J’étais dans une surexcitation difficile à peindre.

«Non! non! ce ne sera pas, dis-je avec énergie, et, puisque je peux empêcher qu’une pareille idée vienne à l’esprit de mon tyran, je le ferai. À tourner et à retourner ce document, il pourrait par hasard en découvrir la clef! Détruisons-le.»

Il y avait un reste de feu dans la cheminée. Je saisis non seulement la feuille de papier, mais le parchemin de Saknussem; d’une main fébrile j’allais précipiter le tout sur les charbons et anéantir ce dangereux secret, quand la porte du cabinet s’ouvrit. Mon oncle parut.

V

Je n’eus que le temps de replacer sur la table le malencontreux document.

Le professeur Lidenbrock paraissait profondément absorbé. Sa pensée dominante ne lui laissait pas un instant de répit; il avait évidemment scruté, analysé l’affaire, mis en œuvre toutes les ressources de son imagination pendant sa promenade, et il revenait appliquer quelque combinaison nouvelle.

En effet, il s’assit dans son fauteuil, et, la plume à la main, il commença à établir des formules qui ressemblaient à un calcul algébrique.

Je suivais du regard sa main frémissante; je ne perdais pas un seul de ses mouvements. Quelque résultat inespéré allait-il donc inopinément se produire? Je tremblais, et sans raison, puisque la vraie combinaison, la «seule», étant déjà trouvée, toute autre recherche devenait forcément vaine.

Pendant trois longues heures, mon oncle travailla sans parler, sans lever la tête, effaçant, reprenant, raturant, recommençant mille fois.

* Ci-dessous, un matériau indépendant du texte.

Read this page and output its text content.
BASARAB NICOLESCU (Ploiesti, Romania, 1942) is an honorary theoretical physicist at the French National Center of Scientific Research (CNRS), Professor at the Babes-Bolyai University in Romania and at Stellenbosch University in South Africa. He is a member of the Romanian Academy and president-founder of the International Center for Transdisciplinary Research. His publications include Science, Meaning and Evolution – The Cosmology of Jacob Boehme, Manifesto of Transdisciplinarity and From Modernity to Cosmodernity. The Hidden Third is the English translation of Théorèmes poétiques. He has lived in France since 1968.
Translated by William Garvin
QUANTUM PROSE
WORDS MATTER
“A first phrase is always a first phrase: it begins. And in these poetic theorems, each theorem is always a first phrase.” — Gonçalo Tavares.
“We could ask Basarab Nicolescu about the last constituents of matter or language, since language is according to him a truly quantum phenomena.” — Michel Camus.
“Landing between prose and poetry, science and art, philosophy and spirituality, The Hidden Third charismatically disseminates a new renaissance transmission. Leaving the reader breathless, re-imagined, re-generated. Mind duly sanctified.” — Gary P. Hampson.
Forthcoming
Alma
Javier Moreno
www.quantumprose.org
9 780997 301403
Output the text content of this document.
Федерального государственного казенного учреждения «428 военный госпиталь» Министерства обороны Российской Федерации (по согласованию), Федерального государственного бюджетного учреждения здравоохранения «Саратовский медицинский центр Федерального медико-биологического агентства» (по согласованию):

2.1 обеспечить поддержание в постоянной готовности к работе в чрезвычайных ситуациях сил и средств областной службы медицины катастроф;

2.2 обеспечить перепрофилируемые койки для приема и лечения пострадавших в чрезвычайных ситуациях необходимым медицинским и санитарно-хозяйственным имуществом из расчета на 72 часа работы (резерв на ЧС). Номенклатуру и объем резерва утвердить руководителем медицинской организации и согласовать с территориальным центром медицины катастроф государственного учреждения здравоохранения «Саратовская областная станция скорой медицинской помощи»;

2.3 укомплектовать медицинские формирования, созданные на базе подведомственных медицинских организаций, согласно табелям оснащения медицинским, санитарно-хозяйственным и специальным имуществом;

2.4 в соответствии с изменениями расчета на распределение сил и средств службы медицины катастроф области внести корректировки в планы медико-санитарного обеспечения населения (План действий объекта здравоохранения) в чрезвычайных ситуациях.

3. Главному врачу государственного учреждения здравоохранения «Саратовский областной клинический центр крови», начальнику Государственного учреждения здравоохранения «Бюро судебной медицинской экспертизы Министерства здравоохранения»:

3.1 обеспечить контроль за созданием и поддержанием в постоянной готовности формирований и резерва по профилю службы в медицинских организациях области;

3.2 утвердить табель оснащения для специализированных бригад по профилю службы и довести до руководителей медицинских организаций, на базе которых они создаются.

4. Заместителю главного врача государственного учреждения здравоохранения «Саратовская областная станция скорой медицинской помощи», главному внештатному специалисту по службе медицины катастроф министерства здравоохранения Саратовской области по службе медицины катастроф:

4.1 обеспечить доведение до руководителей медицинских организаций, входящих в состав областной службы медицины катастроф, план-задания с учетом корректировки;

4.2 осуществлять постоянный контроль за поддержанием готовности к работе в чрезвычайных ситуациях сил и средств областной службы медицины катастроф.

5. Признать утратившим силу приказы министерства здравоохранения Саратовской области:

Je savais bien que, s’il parvenait à arranger des lettres suivant toutes les positions relatives qu’elles pouvaient occuper, la phrase se trouverait faite. Mais je savais aussi que vingt lettres seulement peuvent former deux quintillions, quatre cent trente-deux quatrillions, neuf cent deux trillions, huit milliards, cent soixante-seize millions, six cent quarante mille combinaisons. Or, il y avait cent trente-deux lettres dans la phrase, et ces cent trente-deux lettres donnaient un nombre de phrases différentes composé de cent trente-trois chiffres au moins, nombre presque impossible à énumérer et qui échappe à toute appréciation.

J’étais rassuré sur ce moyen héroïque de résoudre le problème.

Cependant le temps s’écoulait; la nuit se fit; les bruits de la rue s’apaisèrent; mon oncle, toujours courbé sur sa tâche, ne vit rien, pas même la bonne Marthe qui entrouvrit la porte; il n’entendit rien, pas même la voix de cette digne servante, disant:

«Monsieur soupera-t-il ce soir?»

Aussi Marthe dut-elle s’en aller sans réponse. Pour moi, après avoir résisté pendant quelque temps, je fus pris d’un invincible sommeil, et je m’endormis sur un bout du canapé, tandis que mon oncle Lidenbrock calculait et raturait toujours.

Quand je me réveillai, le lendemain, l’infatigable piocheur était encore au travail. Ses yeux rouges, son teint blafard, ses cheveux entremêlés sous sa main fiévreuse, ses pommettes empourprées indiquaient assez sa lutte terrible avec l’impossible, et, dans quelles fatigues de l’esprit, dans quelle contention du cerveau, les heures durent s’écouler pour lui.

Vraiment, il me fit pitié. Malgré les reproches que je croyais être en droit de lui faire, une certaine émotion me gagnait. Le pauvre homme était tellement possédé de son idée, qu’il oubliait de se mettre en colère; toutes ses forces vives se concentraient sur un seul point, et, comme elles ne s’échappaient pas par leur exutoire ordinaire, on pouvait craindre que leur tension ne le fît éclater d’un instant à l’autre.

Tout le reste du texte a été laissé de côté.